Lazio, in arrivo De Canio Incontro con Lotito
Il presidente non vede Reja, ufficialmente dimissionario, ma tratta con l'ex allenatore del Lecce
© Foto LiveraniLA SITUAZIONE - Le dichiarazioni del dopo Atletico, appunto. Dichiarazioni in cui affermava che "aspettava una risposta dalla società ". Una risposta però a quale quesito? Sembrerebbe che Reja avrebbe chiesto la "testa" o, quantomeno, di limitare il diesse Igli Tare, con cui rapporti non sono più idilliaci dopo il mancato arrivo dei rinforzi chiesti nella finestra di mercato invernale. La risposta del presidente, però, sino ad oggi, non sarebbe giunta. Il confronto richiesto dal tecnico non c'è stato, almeno a Formello. Dove, seppure con un ritardo di circa venti minuti rispetto all'entrata in campo dei giocatori, Reja ha diretto quello che sembrerebbe il suo ultimo allenamento da biancoceleste. Nel centro sportivo, l'allenatore è rimasto poi ben oltre l'uscita dei giocatori. A pochi metri dallo stesso Tare, ma i due non si sarebbero incontrati. Mancava sicuramente il presidente Lotito. La permanenza del goriziano oltre l'orario abituale, probabilmente era voluta per permettere l'incontro con il numero uno biancoceleste. Ma, è stata vana. Il tecnico, attraverso un'uscita secondaria, ha quindi depistato i giornalisti che l'attendevano fuori e si è rifugiato nel suo albergo dove ha cenato in attesa di sviluppi. Tranquillamente.
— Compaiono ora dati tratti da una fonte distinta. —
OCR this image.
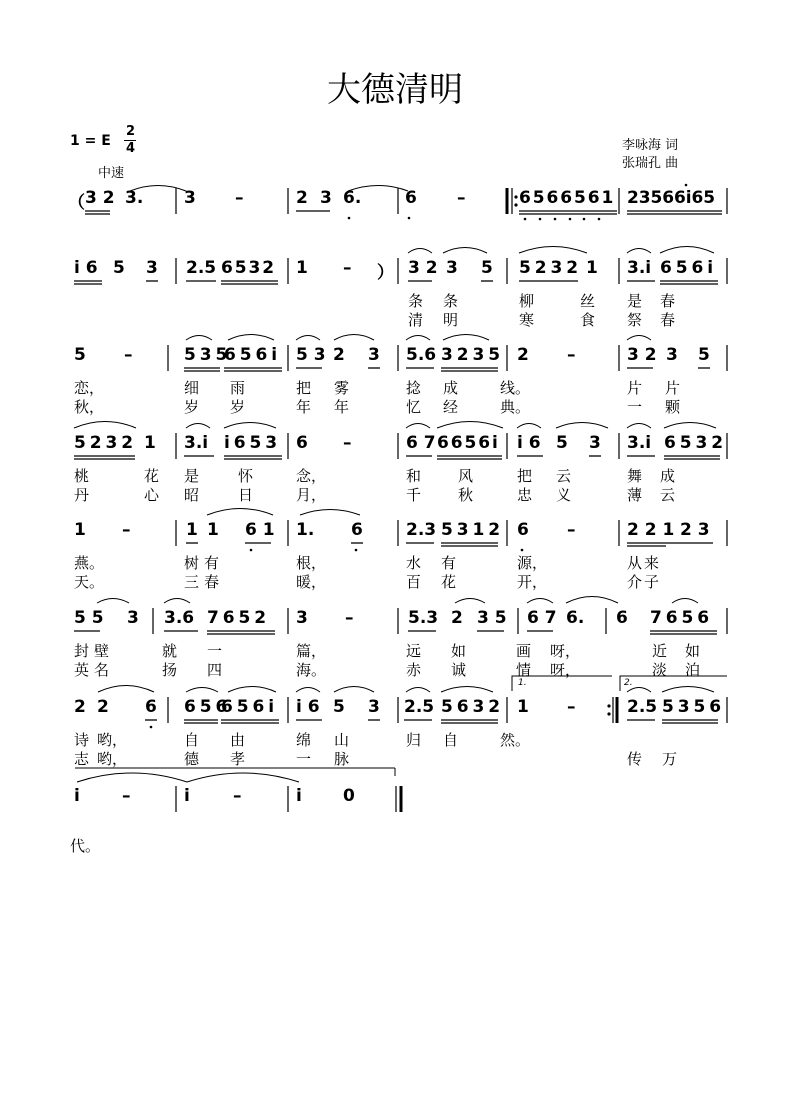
大德清明
1 = E
2
4
中速
李咏海 词
张瑞孔 曲
（ 3 2 3. 3 –	2 3 6.	6 –	6 5 6 6 5 6 1 2 3 5 6 6 i 6 5
i 6 5 3 2.5 6 5 3 2 1 – ） 3 2 3 5 5 2 3 2 1 3.i 6 5 6 i
条 条	柳	丝 是 春
清 明	寒	食 祭 春
5 –	5 3 5
6 5 6 i 5 3 2 3 5.6 3 2 3 5 2 –	3 2 3 5
恋，	细 雨	把 雾	捻 成	线。	片 片
秋，	岁 岁	年 年	忆 经	典。	一 颗
5 2 3 2 1 3.i i 6 5 3 6 –	6 7 6 6 5 6 i i 6 5 3 3.i 6 5 3 2
桃	花 是	怀	念，	和 风	把 云	舞 成
丹	心 昭	日	月，	千 秋	忠 义	薄 云
1 –	1 1 6 1 1. 6	2.3 5 3 1 2 6 –	2 2 1 2 3
燕。	树 有	根，	水 有	源，	从 来
天。	三 春	暖，	百 花	开，	介 子
5 5 3 3.6 7 6 5 2 3 –	5.3 2 3 5 6 7 6. 6 7 6 5 6
封 壁	就 一	篇，	远 如	画 呀，	近 如
英 名	扬 四	海。	赤 诚	情 呀，	淡 泊
2 2 6 6 5 6
6 5 6 i i 6 5 3 2.5 5 6 3 2 1 –	2.5 5 3 5 6
1.	2.
诗 哟，	自 由	绵 山	归 自	然。
志 哟，	德 孝	一 脉	传 万
i –	i	–	i 0
代。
I RISULTATI - Il suo ruolino sulla panchina laziale glielo permette: su 92 incontri ha fatto registrare 46 vittorie, 18 pareggi e 28 sconfitte; il rapporto con i giocatori è buono e, dalla vittoria della Stracittadina, anche con buona parte dei tifosi. Il 4 marzo è ancora tempo di derby, la Stracittadina però potrebbe perdere uno dei suoi protagonisti. Sulla vicenda dell'allenatore della Lazio hanno detto la loro due ex ct azzurri, Dino Zoff e Marcello Lippi: "nell'interesse di tutti - avverte Zoff - credo che le dimissioni di Reja rientreranno. Mi sembra una situazione molto esagerata e sproporzionata, visto che il tecnico della Lazio ha fatto benissimo e la formazione biancoceleste è terza e in piena corsa per la Champions". Lippi ha invece escluso un suo sbarco sulla panchina biancoceleste: "L'ho sempre detto e ripetuto migliaia di volte, io in Italia non allenerò più. Con questo credo di aver detto tutto".